Can you imagine life without the computer? It wasn’t that long ago that people didn’t have them, yet today we carry them around inside our pockets in the form of smartphones.
George Dyson, a science historian, asks how we went from having no computers to having many in such a small amount of time period in his book, Turing’s Cathedral.
Dyson, the son of scientist Freeman Dyson, has spent a lot of his life at the Princeton Institute for Advanced Studies. The institute was home to several of the world’s most impressive scientific minds while the first digital computer was being created.

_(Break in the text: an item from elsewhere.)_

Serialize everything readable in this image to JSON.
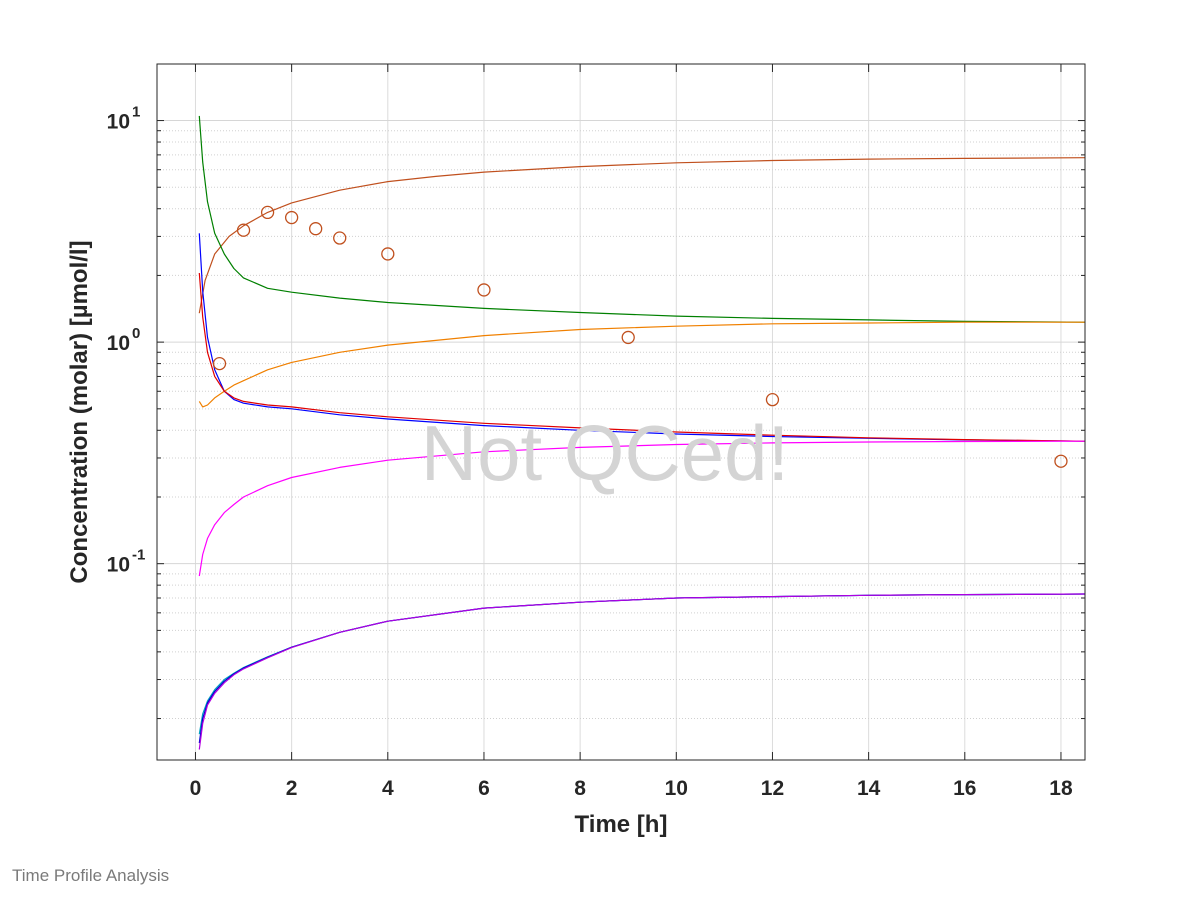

Turing’s Cathedral explores the invention of the computer, emphasizing the clashing personalities that were thrown together to work on the project. Additionally, it explores what was involved in the creation of the computer, much of which was chance.
Genius or not, people are still people, and when working tightly on the same project there are bound to be rivalries and disagreements that happen. Turing’s Cathedral lays these matters open, displaying the humanity of the scientist that came up with the first computer.It wasn’t just the personal disputes that needed to be put aside to make this project successful; there were also ethical issues involved. The work that went into the development of the computer walked hand in hand with the U.S. nuclear weapons project.
You might have the notion that a history book about computers will not only be dry but probably full of technical jargon. This is not the case with Turing’s Cathedral; most people who use computers will find this book fascinating. And that is a lot of people these days.